Thursday, December 10, 2009

MI: Secluding students under fire New laws would bar isolation from schools, limit use of restraints

POSTED: DEC. 10, 2009

State and federal legislation aims to shine a spotlight on a practice advocates for disabled children say is becoming more of a problem in schools: the use of seclusion and restraint to control students.

Last week, Rep. Deb Kennedy, D-Brownstown Township, introduced a bill in the Michigan Legislature that would bar schools from secluding students -- such as locking them in a room alone because of behavior problems. The bill limits the use of restraint to emergencies.

And on Wednesday, a Muskegon couple spoke at a news conference in Washington, where lawmakers announced similar federal legislation.

The state and federal actions follow a Government Accountability Office report earlier this year in which the investigative agency found hundreds of cases of alleged abuse and death related to seclusion and restraint in the last two decades.

Nicole Danhof-Holden of Muskegon said she discovered her autistic son, Ethan, 4, was being strapped to a high chair routinely when she made a surprise visit to the preschool program last year in the Mona Shores Public Schools. Staff members told her it was a common practice because they didn't have enough staff to monitor her son, who also has speech and language delays. He often wanders and must be watched at all times, she said.

"I am mortified and I'm angry and I'm hurt because I couldn't protect my child, because there's no law and this is legal," said Danhof-Holden.

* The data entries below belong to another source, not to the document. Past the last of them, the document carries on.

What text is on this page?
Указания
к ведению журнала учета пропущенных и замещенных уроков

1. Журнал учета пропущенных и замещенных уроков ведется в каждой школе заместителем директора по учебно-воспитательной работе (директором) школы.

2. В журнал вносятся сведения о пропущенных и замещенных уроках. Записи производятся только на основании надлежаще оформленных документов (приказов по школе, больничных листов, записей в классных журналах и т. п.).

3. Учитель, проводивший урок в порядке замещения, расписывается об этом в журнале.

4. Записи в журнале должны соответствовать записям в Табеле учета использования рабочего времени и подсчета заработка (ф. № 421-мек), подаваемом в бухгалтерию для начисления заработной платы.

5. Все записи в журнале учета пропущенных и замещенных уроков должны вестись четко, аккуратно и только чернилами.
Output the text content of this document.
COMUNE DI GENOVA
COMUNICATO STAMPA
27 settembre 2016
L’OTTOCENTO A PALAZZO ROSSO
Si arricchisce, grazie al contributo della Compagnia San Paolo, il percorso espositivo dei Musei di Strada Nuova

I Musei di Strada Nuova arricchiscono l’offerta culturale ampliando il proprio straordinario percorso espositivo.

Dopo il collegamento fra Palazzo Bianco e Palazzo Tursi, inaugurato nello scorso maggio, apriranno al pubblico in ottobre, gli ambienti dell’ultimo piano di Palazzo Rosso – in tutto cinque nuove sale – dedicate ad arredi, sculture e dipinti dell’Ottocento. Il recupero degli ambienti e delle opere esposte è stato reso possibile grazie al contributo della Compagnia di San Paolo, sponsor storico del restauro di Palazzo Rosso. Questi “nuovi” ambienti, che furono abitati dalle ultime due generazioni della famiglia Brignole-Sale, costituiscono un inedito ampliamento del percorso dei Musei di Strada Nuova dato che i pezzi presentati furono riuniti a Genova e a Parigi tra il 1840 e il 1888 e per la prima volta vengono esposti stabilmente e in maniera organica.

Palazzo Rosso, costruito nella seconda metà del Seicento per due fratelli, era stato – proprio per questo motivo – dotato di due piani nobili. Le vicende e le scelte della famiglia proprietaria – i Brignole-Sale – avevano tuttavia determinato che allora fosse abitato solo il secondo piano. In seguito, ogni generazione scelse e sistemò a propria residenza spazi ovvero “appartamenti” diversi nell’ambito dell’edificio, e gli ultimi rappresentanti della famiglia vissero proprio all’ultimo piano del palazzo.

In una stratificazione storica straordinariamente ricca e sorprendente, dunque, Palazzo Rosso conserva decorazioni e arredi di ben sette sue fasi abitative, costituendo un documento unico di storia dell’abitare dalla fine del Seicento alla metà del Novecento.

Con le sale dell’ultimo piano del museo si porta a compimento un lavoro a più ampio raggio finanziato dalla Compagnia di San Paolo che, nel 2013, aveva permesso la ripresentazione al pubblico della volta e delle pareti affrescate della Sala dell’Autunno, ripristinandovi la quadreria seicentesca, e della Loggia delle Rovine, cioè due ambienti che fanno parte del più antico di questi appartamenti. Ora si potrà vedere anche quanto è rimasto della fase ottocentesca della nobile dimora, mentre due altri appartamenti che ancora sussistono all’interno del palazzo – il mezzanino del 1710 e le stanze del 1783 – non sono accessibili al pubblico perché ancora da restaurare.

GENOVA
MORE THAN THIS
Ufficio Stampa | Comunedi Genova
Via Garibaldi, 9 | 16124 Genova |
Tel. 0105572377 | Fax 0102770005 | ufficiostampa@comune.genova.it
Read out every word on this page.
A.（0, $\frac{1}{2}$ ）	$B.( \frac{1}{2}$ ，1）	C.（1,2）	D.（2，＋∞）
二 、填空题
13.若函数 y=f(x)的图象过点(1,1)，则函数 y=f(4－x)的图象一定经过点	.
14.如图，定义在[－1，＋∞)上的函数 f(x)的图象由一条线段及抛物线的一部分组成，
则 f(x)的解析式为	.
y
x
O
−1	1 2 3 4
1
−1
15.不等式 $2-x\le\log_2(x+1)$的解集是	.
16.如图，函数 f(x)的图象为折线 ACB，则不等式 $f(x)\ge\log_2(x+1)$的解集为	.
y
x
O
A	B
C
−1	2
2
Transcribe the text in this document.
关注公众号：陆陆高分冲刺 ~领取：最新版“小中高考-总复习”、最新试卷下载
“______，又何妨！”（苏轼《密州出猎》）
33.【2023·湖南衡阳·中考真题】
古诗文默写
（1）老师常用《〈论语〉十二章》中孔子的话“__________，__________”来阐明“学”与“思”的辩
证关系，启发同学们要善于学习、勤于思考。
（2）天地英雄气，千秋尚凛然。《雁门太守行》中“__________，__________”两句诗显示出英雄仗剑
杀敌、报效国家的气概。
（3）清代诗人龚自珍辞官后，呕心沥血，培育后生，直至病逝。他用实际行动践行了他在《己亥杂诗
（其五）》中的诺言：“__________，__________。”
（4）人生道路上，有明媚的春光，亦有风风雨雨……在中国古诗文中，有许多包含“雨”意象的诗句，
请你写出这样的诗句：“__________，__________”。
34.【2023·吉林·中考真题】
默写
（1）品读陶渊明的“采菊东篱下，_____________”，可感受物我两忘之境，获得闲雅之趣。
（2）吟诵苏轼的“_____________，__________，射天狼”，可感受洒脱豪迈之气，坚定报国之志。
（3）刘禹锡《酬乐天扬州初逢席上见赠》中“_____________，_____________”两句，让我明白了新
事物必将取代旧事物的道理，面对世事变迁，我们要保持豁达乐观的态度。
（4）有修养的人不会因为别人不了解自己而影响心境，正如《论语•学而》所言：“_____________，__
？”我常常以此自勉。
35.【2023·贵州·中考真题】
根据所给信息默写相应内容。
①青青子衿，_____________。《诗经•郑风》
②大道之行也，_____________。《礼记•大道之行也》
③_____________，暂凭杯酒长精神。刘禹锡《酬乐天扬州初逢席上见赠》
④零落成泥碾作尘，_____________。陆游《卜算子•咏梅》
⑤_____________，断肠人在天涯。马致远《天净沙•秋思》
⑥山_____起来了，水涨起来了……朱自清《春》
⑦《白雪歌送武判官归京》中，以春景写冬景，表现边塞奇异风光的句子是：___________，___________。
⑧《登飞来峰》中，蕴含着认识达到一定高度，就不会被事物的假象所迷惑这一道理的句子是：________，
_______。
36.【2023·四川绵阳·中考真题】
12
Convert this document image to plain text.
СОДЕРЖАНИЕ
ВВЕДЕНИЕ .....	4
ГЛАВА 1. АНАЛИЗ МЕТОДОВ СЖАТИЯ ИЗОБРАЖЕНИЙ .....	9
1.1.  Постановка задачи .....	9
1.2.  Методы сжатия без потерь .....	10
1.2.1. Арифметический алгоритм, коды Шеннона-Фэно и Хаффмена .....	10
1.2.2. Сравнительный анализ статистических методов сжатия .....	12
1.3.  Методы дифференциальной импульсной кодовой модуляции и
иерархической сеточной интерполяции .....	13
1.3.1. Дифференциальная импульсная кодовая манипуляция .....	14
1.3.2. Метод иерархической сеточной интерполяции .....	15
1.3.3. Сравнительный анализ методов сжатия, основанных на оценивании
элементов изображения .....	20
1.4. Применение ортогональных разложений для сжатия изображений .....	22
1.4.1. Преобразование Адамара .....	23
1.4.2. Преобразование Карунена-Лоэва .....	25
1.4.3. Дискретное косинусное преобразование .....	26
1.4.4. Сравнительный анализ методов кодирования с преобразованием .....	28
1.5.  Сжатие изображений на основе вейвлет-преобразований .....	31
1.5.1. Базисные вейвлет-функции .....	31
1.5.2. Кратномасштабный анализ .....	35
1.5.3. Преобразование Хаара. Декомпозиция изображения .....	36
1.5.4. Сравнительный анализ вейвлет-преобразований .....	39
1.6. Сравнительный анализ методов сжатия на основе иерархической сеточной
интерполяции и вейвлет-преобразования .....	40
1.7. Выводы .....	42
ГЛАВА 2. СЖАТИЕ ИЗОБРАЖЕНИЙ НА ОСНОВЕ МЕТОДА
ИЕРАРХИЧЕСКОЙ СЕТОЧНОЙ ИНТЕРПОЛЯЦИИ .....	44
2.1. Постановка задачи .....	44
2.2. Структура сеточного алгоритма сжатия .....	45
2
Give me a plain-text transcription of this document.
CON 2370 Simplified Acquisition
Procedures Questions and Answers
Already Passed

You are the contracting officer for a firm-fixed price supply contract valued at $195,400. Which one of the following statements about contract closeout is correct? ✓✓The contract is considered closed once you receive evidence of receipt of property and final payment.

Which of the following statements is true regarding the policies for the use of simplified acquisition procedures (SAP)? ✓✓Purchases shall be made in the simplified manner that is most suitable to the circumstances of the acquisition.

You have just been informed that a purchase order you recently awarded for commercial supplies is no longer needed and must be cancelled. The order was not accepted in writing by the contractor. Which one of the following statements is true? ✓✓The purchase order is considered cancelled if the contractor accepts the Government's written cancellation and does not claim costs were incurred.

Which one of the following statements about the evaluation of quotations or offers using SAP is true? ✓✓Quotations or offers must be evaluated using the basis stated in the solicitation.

Mona Shores Superintendent Terry Babbitt said he could not discuss specifics, citing student privacy laws, but said he is "confident that we don't violate any kind of restraint and seclusion policies and guidelines."

The state Board of Education in 2006 adopted guidelines that prohibit the use of both practices except in emergencies, but the policy is voluntary and a report last week by the Michigan Protection and Advocacy Service found the problem persists.

The legislation "strengthens what the board policy was intended to do," said group spokesman Tom Masseau.